DENVER—Mirantis is a cloud platform vendor that counts AT&T among its customers. AT&T uses the company’s software as part of its Network Cloud, which AT&T has built using OpenStack. This week at the Open Infrastructure Summit in Denver, Mirantis announced a new product—Model Designer—to enable telcos to quickly deploy a compact cloud on premises.

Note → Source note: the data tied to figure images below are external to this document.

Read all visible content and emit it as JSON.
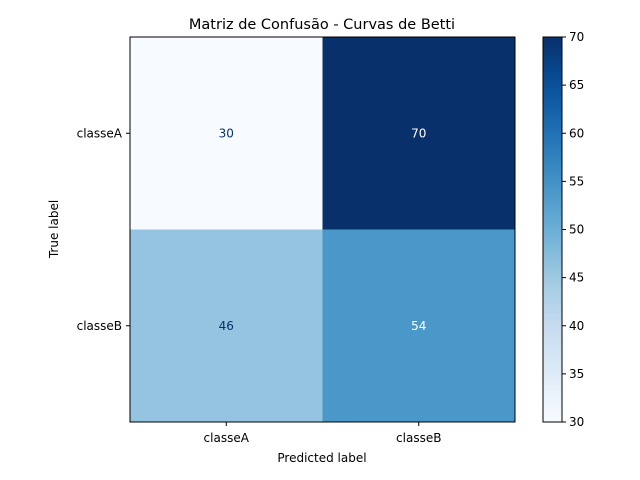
{
  "chart_data": {
    "type": "heatmap",
    "title": "Matriz de Confusão - Curvas de Betti",
    "xlabel": "Predicted label",
    "ylabel": "True label",
    "x_categories": [
      "classeA",
      "classeB"
    ],
    "y_categories": [
      "classeA",
      "classeB"
    ],
    "values": [
      [
        30,
        70
      ],
      [
        46,
        54
      ]
    ],
    "colormap": "Blues",
    "colorbar": {
      "min": 30,
      "max": 70,
      "ticks": [
        30,
        35,
        40,
        45,
        50,
        55,
        60,
        65,
        70
      ],
      "tick_labels": [
        "30",
        "35",
        "40",
        "45",
        "50",
        "55",
        "60",
        "65",
        "70"
      ]
    },
    "grid": false
  }
}
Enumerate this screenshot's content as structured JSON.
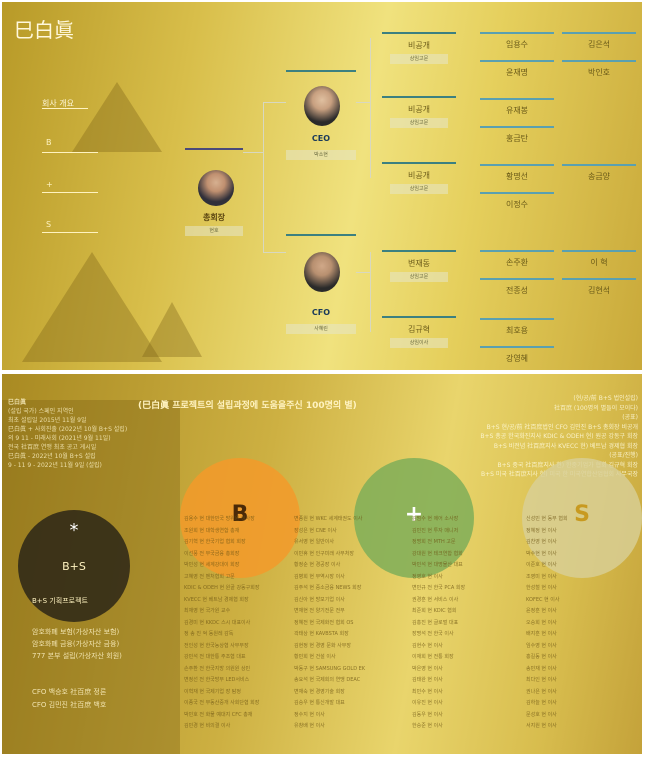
{
  "top": {
    "logo": "巳白眞",
    "side_menu": {
      "title": "회사 개요",
      "items": [
        "B",
        "+",
        "S"
      ]
    },
    "chart": {
      "chairman": {
        "name": "총회장",
        "sub": "현호"
      },
      "ceo": {
        "name": "CEO",
        "sub": "박소현"
      },
      "cfo": {
        "name": "CFO",
        "sub": "사혜린"
      },
      "managers": [
        {
          "name": "비공개",
          "sub": "상임고문"
        },
        {
          "name": "비공개",
          "sub": "상임고문"
        },
        {
          "name": "비공개",
          "sub": "상임고문"
        },
        {
          "name": "변재동",
          "sub": "상임고문"
        },
        {
          "name": "김규혁",
          "sub": "상임이사"
        }
      ],
      "staff": [
        [
          "임용수",
          "김은석"
        ],
        [
          "윤재명",
          "박인호"
        ],
        [
          "유재봉",
          ""
        ],
        [
          "홍금탄",
          ""
        ],
        [
          "황명선",
          "송금양"
        ],
        [
          "이정수",
          ""
        ],
        [
          "손주환",
          "이 혁"
        ],
        [
          "전종성",
          "김현석"
        ],
        [
          "최호용",
          ""
        ],
        [
          "강영혜",
          ""
        ]
      ]
    }
  },
  "bottom": {
    "headline": "(巳白眞 프로젝트의 설립과정에 도움을주신 100명의 별)",
    "left_lines": [
      "巳白眞",
      "(설립 국가) 스페인 지역인",
      "최초 설립일 2015년 11월 9일",
      "巳白眞 + 사회진출 (2022년 10월 B+S 설립)",
      "의 9 11 - 미래사회 (2021년 9월 11일)",
      "전국 社百庶 연맹 최초 공고 게시일",
      "巳白眞 - 2022년 10월 B+S 설립",
      "9 - 11 9 - 2022년 11월 9일 (설립)"
    ],
    "right_lines": [
      "(현/공/前 B+S 법인설립)",
      "社百庶 (100명의 별들이 모이다)",
      "(공표)",
      "B+S 현/공/前 社百庶법인 CFO 김민진 B+S 총회장 비공개",
      "B+S 총공 한국화진지사 KDIC & ODEH 현) 원공 강동구 회장",
      "B+S 비전념 社百庶지사 KVECC 현) 베트남 경제협 회장",
      "(공표/진행)",
      "B+S 중국 社百庶지사 현) 한중기업가 협회 김규혁 회장",
      "B+S 미국 社百庶지사 현) 미국 한 미국연합산업협회 사무국장"
    ],
    "circle_labels": {
      "bs": "B+S",
      "star": "*",
      "b": "B",
      "plus": "+",
      "s": "S"
    },
    "bs_caption": "B+S 기획프로젝트",
    "bs_items": [
      "암호화폐 보험(가상자산 보험)",
      "암호화폐 금융(가상자산 금융)",
      "777 본부 설립(가상자산 회원)"
    ],
    "cfo_lines": [
      "CFO 백승호 社百庶 정론",
      "CFO 김민진 社百庶 백호"
    ],
    "columns": [
      [
        "김용수 현 대한민국 방위원 이사장",
        "조원희 현 대학생연합 총재",
        "김기혁 현 한국기업 협회 회장",
        "이선풍 전 부국금융 총회장",
        "박민성 현 세계강대이 회장",
        "고혜영 전 벤처협회 고문",
        "KDIC & ODEH 현 원골 강동구회장",
        "KVECC 현 베트남 경제협 회장",
        "최재영 현 국가원 교수",
        "김경미 현 KKDC 스시 대표이사",
        "정 송 진 억 동원레 감독",
        "전인성 현 한국농상협 사무부장",
        "강민석 전 대한통 주조협 대표",
        "손주환 전 한국지방 의원원 상민",
        "변정선 전 한국방부 LED서비스",
        "이혁재 현 국제기업 장 탐정",
        "이종국 전 부동산중개 사회단협 회장",
        "박민호 전 화물 예대지 CFC 총재",
        "김민경 현 비의결 이사"
      ],
      [
        "변종원 현 WKC 세계태권도 이사",
        "장성은 현 CNE 이사",
        "유서영 현 일반이사",
        "이민휴 현 인구미래 사무처장",
        "황정순 현 경공장 이사",
        "김병희 현 무역시장 이사",
        "김주석 현 중소금융 NEWS 회장",
        "김신아 현 방모기업 이사",
        "변재현 전 양기전문 전무",
        "정혜전 현 국제화전 협회 OS",
        "곽태상 현 KAVBSTA 회장",
        "김현정 현 경영 문화 사무장",
        "황민희 현 건설 이사",
        "박동구 현 SAMSUNG GOLD EK",
        "송요석 현 국제회의 연맹 DEAC",
        "변재숙 현 경영기술 회장",
        "김승우 현 통신개발 대표",
        "정수지 현 이사",
        "유창배 현 이사"
      ],
      [
        "김범수 현 에어 소사장",
        "김민진 현 투자 매니저",
        "정명희 전 MTH 고문",
        "강대원 현 테크연합 협회",
        "박민석 현 대명물산 대표",
        "정영호 현 이사",
        "변민규 전 한국 PCA 회장",
        "권경훈 현 서비스 이사",
        "최준희 현 KDIC 협회",
        "김홍진 현 글로벌 대표",
        "장명석 전 한국 이사",
        "김현수 현 이사",
        "이재희 현 전통 회장",
        "박은영 현 이사",
        "김태완 현 이사",
        "최민수 현 이사",
        "이유진 현 이사",
        "김동우 현 이사",
        "한승준 현 이사"
      ],
      [
        "신성민 현 동부 협회",
        "정혜정 현 이사",
        "김찬영 현 이사",
        "박수현 현 이사",
        "이준호 현 이사",
        "조영미 현 이사",
        "한성철 현 이사",
        "KOFEC 현 이사",
        "윤정훈 현 이사",
        "오승희 현 이사",
        "배지훈 현 이사",
        "임수영 현 이사",
        "홍길동 현 이사",
        "송민재 현 이사",
        "최다인 현 이사",
        "권나은 현 이사",
        "김하늘 현 이사",
        "문성호 현 이사",
        "서지원 현 이사"
      ]
    ],
    "colors": {
      "b": "#f39a2a",
      "plus": "#7fae58",
      "s": "#d8cf98",
      "bs": "#2b2616"
    }
  }
}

RELATED: AT&T taps Mirantis to update its Network Cloud for 5G

Model Designer lets operators customize their Mirantis Cloud Platform. The product is currently in beta but will be available later this month, and it will support Kubernetes clusters in the coming months.

Boris Renski, co-founder and chief marketing officer for Mirantis, said it’s designed to make it simple to manage many small clouds when deploying edge infrastructure. This is particularly important as carriers upgrade their networks for 5G where they’re deploying a distributed cloud as opposed to one big data center. “They would have regional PoPs where they run different components of their network; maybe a couple of clusters with 50 servers,” said Renski. “But they will have hundreds of these regional PoPs.”

With Model Designer, telcos that are deploying NFV infrastructure now have the ability to do software updates on all these distributed clusters in a uniform way. Renski said it provides a model that describes what a cluster looks like, and then it can update regional locations via a software push. “Sometimes it’s kind of hard to build this model,” he said. “A guy in a telco is not likely dealing with YAMIL files. He wants an interface. With Model Designer, this is what we did.”

Telcos must be running Mirantis Cloud Platform in order to take advantage of Model Designer. Mirantis already works with “probably a couple of dozen” American telcos, including Cox Communications, T-Mobile, Verizon and A&T, said Renski.

OpenStack’s future

OpenStack software is pervasive in data centers around the world. But the OpenStack Foundation is grappling with change as containers have become very popular for cloud infrastructure.

RELATED: OpenStack, no longer the rebel, scrambles to stay relevant

The Open Infrastructure Summit in Denver this week is a smaller conference than past OpenStack events. Asked why it was smaller, Renski said, “OpenStack is becoming less popular, and Kubernetes is becoming more popular.” Kubernetes is a container management system, and its community is hosted by the Cloud Native Computing Foundation (CNCF), which is part of the Linux Foundation. The CNCF also hosts the KubeCon conference, which is drawing more participants.

Renski said that eventually much of OpenStack will become irrelevant, but “it will take a long time,” probably a decade or more. “The tendencies are manifested by how people build new applications,” he said. “Most new apps are cloud native, which means basically containers and Kubernetes. In that picture, you don’t need VMs.”